= Brent Robbins =

American psychologist (1970–2026)

Brent Dean Robbins (August 18, 1970 – April 28, 2026) was an American psychologist and academic who was an associate professor of psychology at Point Park University in Pittsburgh, Pennsylvania. His areas of research included grief, humor, self-consciousness, spirituality/religion, death anxiety, and the medicalization of the body. He was editor-in-chief and founder of Janus Head: Journal of Interdisciplinary Studies in Literature, Continental Philosophy, Phenomenological Psychology, and the Arts, and was a board member for a number of journals, including International Journal of Transpersonal Studies, the International Journal of Existential Psychology and Psychotherapy, PsyCRITIQUES, and Terrorism Research. Robbins was a co-editor of The Legacy of R.D. Laing, published by Trivium Press. Robbins was a recipient of the Harmi Carari Early Career Award, from the Society for Humanistic Psychology. He held a doctorate in clinical psychology from Duquesne University.

In 2011, Robbins co-authored an open letter from the Society for Humanistic Psychology regarding the Diagnostic and Statistical Manual of Mental Disorderss fifth edition, the DSM-5. The letter was endorsed by thirteen other American Psychological Association divisions, and was signed as a petition by over 15,000 people.

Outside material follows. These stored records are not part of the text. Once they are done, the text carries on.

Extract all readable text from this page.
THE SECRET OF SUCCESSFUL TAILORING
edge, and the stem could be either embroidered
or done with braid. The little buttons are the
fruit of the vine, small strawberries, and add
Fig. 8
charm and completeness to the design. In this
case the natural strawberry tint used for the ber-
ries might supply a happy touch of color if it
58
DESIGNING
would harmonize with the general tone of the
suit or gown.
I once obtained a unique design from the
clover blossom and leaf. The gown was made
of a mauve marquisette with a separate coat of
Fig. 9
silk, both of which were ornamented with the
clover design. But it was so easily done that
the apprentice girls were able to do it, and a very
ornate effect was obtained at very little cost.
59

In a recent San Francisco Chronicle article about the debate over the DSM-5, Robbins noted that, under the new guidelines, certain responses to grief could be labeled as pathological disorders, instead of being recognized as being normal human experiences.

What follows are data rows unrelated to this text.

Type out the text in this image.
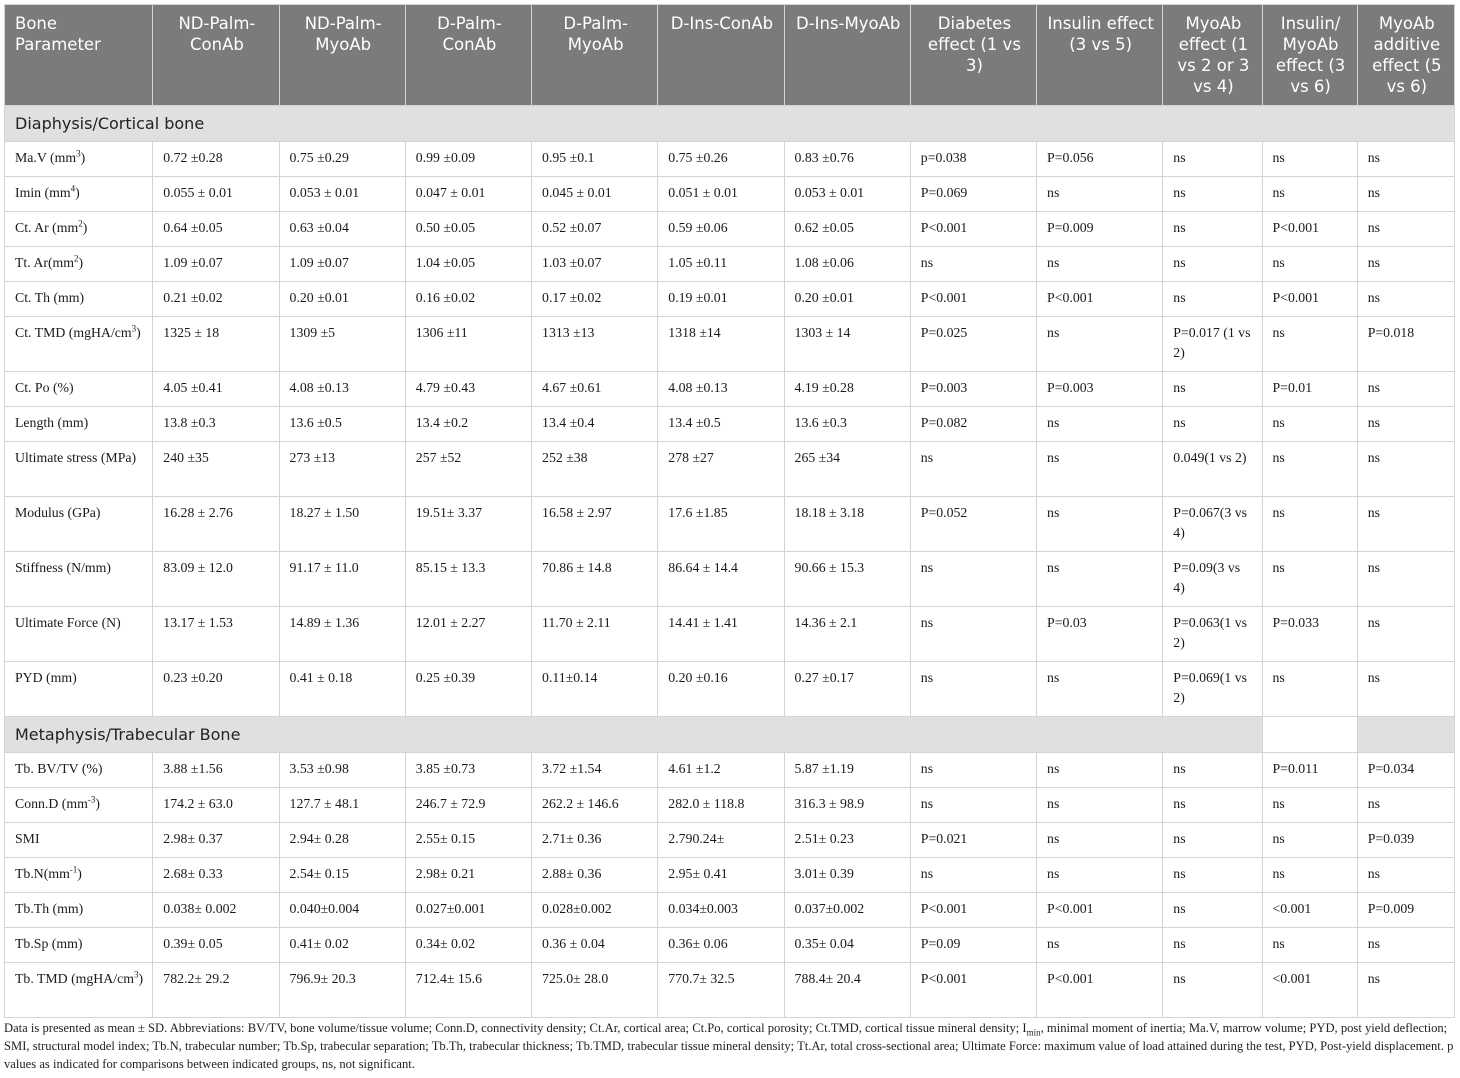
Bone Parameter	ND-Palm-ConAb	ND-Palm-MyoAb	D-Palm-ConAb	D-Palm-MyoAb	D-Ins-ConAb	D-Ins-MyoAb	Diabetes effect (1 vs 3)	Insulin effect (3 vs 5)	MyoAb effect (1 vs 2 or 3 vs 4)	Insulin/ MyoAb effect (3 vs 6)	MyoAb additive effect (5 vs 6)
Diaphysis/Cortical bone											
Ma.V $(mm^3)$	0.72 ±0.28	0.75 ±0.29	0.99 ±0.09	0.95 ±0.1	0.75 ±0.26	0.83 ±0.76	p=0.038	P=0.056	ns	ns	ns
Imin $(mm^4)$	0.055 ± 0.01	0.053 ± 0.01	0.047 ± 0.01	0.045 ± 0.01	0.051 ± 0.01	0.053 ± 0.01	P=0.069	ns	ns	ns	ns
Ct. Ar $(mm^2)$	0.64 ±0.05	0.63 ±0.04	0.50 ±0.05	0.52 ±0.07	0.59 ±0.06	0.62 ±0.05	P<0.001	P=0.009	ns	P<0.001	ns
Tt. $Ar(mm^2)$	1.09 ±0.07	1.09 ±0.07	1.04 ±0.05	1.03 ±0.07	1.05 ±0.11	1.08 ±0.06	ns	ns	ns	ns	ns
Ct. Th (mm)	0.21 ±0.02	0.20 ±0.01	0.16 ±0.02	0.17 ±0.02	0.19 ±0.01	0.20 ±0.01	P<0.001	P<0.001	ns	P<0.001	ns
Ct. TMD $(mgHA/cm^3)$	1325 ± 18	1309 ±5	1306 ±11	1313 ±13	1318 ±14	1303 ± 14	P=0.025	ns	P=0.017 (1 vs 2)	ns	P=0.018
Ct. Po (%)	4.05 ±0.41	4.08 ±0.13	4.79 ±0.43	4.67 ±0.61	4.08 ±0.13	4.19 ±0.28	P=0.003	P=0.003	ns	P=0.01	ns
Length (mm)	13.8 ±0.3	13.6 ±0.5	13.4 ±0.2	13.4 ±0.4	13.4 ±0.5	13.6 ±0.3	P=0.082	ns	ns	ns	ns
Ultimate stress (MPa)	240 ±35	273 ±13	257 ±52	252 ±38	278 ±27	265 ±34	ns	ns	0.049(1 vs 2)	ns	ns
Modulus (GPa)	16.28 ± 2.76	18.27 ± 1.50	19.51± 3.37	16.58 ± 2.97	17.6 ±1.85	18.18 ± 3.18	P=0.052	ns	P=0.067(3 vs 4)	ns	ns
Stiffness (N/mm)	83.09 ± 12.0	91.17 ± 11.0	85.15 ± 13.3	70.86 ± 14.8	86.64 ± 14.4	90.66 ± 15.3	ns	ns	P=0.09(3 vs 4)	ns	ns
Ultimate Force (N)	13.17 ± 1.53	14.89 ± 1.36	12.01 ± 2.27	11.70 ± 2.11	14.41 ± 1.41	14.36 ± 2.1	ns	P=0.03	P=0.063(1 vs 2)	P=0.033	ns
PYD (mm)	0.23 ±0.20	0.41 ± 0.18	0.25 ±0.39	0.11±0.14	0.20 ±0.16	0.27 ±0.17	ns	ns	P=0.069(1 vs 2)	ns	ns
Metaphysis/Trabecular Bone											
Tb. BV/TV (%)	3.88 ±1.56	3.53 ±0.98	3.85 ±0.73	3.72 ±1.54	4.61 ±1.2	5.87 ±1.19	ns	ns	ns	P=0.011	P=0.034
Conn.D $(mm^{-3})$	174.2 ± 63.0	127.7 ± 48.1	246.7 ± 72.9	262.2 ± 146.6	282.0 ± 118.8	316.3 ± 98.9	ns	ns	ns	ns	ns
SMI	2.98± 0.37	2.94± 0.28	2.55± 0.15	2.71± 0.36	2.790.24±	2.51± 0.23	P=0.021	ns	ns	ns	P=0.039
$Tb.N(mm^{-1})$	2.68± 0.33	2.54± 0.15	2.98± 0.21	2.88± 0.36	2.95± 0.41	3.01± 0.39	ns	ns	ns	ns	ns
Tb.Th (mm)	0.038± 0.002	0.040±0.004	0.027±0.001	0.028±0.002	0.034±0.003	0.037±0.002	P<0.001	P<0.001	ns	<0.001	P=0.009
Tb.Sp (mm)	0.39± 0.05	0.41± 0.02	0.34± 0.02	0.36 ± 0.04	0.36± 0.06	0.35± 0.04	P=0.09	ns	ns	ns	ns
Tb. TMD $(mgHA/cm^3)$	782.2± 29.2	796.9± 20.3	712.4± 15.6	725.0± 28.0	770.7± 32.5	788.4± 20.4	P<0.001	P<0.001	ns	<0.001	ns
Data is presented as mean ± SD. Abbreviations: BV/TV, bone volume/tissue volume; Conn.D, connectivity density; Ct.Ar, cortical area; Ct.Po, cortical porosity; Ct.TMD, cortical tissue mineral density; $I_{min}$, minimal moment of inertia; Ma.V, marrow volume; PYD, post yield deflection; SMI, structural model index; Tb.N, trabecular number; Tb.Sp, trabecular separation; Tb.Th, trabecular thickness; Tb.TMD, trabecular tissue mineral density; Tt.Ar, total cross-sectional area; Ultimate Force: maximum value of load attained during the test, PYD, Post-yield displacement. p values as indicated for comparisons between indicated groups, ns, not significant.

Robbins was born into a nominally Catholic family, became an atheist when in college, and then he reverted to the Catholic faith after experienced something in a retreat.

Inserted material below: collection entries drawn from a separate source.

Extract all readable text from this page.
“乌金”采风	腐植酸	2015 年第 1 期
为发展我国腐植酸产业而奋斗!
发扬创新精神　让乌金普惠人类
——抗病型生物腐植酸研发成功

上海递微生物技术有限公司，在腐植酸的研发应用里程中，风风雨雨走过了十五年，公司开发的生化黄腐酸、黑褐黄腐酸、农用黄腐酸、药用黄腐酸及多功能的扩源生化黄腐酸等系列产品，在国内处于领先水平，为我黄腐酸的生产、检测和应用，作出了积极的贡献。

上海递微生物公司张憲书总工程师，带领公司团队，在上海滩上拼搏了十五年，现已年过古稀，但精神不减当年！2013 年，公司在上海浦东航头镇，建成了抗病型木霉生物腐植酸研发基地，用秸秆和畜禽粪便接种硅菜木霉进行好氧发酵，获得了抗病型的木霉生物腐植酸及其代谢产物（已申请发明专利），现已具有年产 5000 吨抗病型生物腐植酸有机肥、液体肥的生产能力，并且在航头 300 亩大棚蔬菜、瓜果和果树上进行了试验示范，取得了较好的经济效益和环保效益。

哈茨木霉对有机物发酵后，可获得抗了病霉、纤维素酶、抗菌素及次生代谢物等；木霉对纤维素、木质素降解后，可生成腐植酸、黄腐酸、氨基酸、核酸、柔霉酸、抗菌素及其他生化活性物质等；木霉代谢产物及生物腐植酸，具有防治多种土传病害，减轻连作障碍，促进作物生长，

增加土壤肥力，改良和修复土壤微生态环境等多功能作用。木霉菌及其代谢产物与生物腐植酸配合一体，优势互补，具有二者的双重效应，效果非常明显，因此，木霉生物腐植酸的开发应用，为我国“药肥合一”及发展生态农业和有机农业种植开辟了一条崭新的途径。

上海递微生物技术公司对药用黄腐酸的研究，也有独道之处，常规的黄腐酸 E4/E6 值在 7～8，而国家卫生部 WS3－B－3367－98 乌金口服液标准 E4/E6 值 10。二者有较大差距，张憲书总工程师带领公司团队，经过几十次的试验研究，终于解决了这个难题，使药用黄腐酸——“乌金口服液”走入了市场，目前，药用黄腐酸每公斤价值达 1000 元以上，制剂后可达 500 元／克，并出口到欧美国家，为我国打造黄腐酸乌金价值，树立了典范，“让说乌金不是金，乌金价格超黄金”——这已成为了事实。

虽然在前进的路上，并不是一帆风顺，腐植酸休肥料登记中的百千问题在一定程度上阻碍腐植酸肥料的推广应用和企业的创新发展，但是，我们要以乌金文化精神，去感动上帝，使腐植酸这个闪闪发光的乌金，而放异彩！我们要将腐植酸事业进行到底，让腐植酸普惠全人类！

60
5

Robbins died on April 28, 2026, at the age of 55.

==Selected works==
- Drugging Our Children: How Profiteers are Pushing Antipsychotics on Our Youngest and What We Can Do to Stop It with Sharna Olfman, Ph.D., 2012.
- Co-author of "A cultural-existential approach to therapy: Merleau-Ponty's phenomenology of embodiment and its implications for practice," (with co-author Felder, A.J.) Theory and Psychology, 2011.
- "Conflicts of interest in research on antipsychotic treatment of pediatric bipolar disorder, temper dysregulation disorder, and attenuated psychotic symptoms syndrome: Exploring the unholy alliance between big pharma and psychiatry," (with Point Park students/co-authors Higgins, M.; Fischer, M.; and Over, K.) Journal of Psychological Issues in Organizational Culture, 2011.
- Co-author of "Resiliency as a virtue: Contributions from humanistic and positive psychology," Continuity versus creative response to challenge: The primacy of resilience and resourcefulness in life and therapy, 2011.
- "Joy," The Encyclopedia of Positive Psychology, 2009.
- "The self-regulation of humor expression: A mixed method, phenomenological approach to the study of suppressed laughter," (Co-authored with Kyla Vandree), and "What is the good life? Positive psychology and the renaissance of humanistic psychology," The Humanistic Psychologist, 2009 and 2008.
- "Lessons from the dead: Undergraduate experiences of work with cadavers," (Co-authored with A. Tomaka, C. Innus, J. Patterson, & G. Styn). Omega: Journal of Death and Dying, 2008.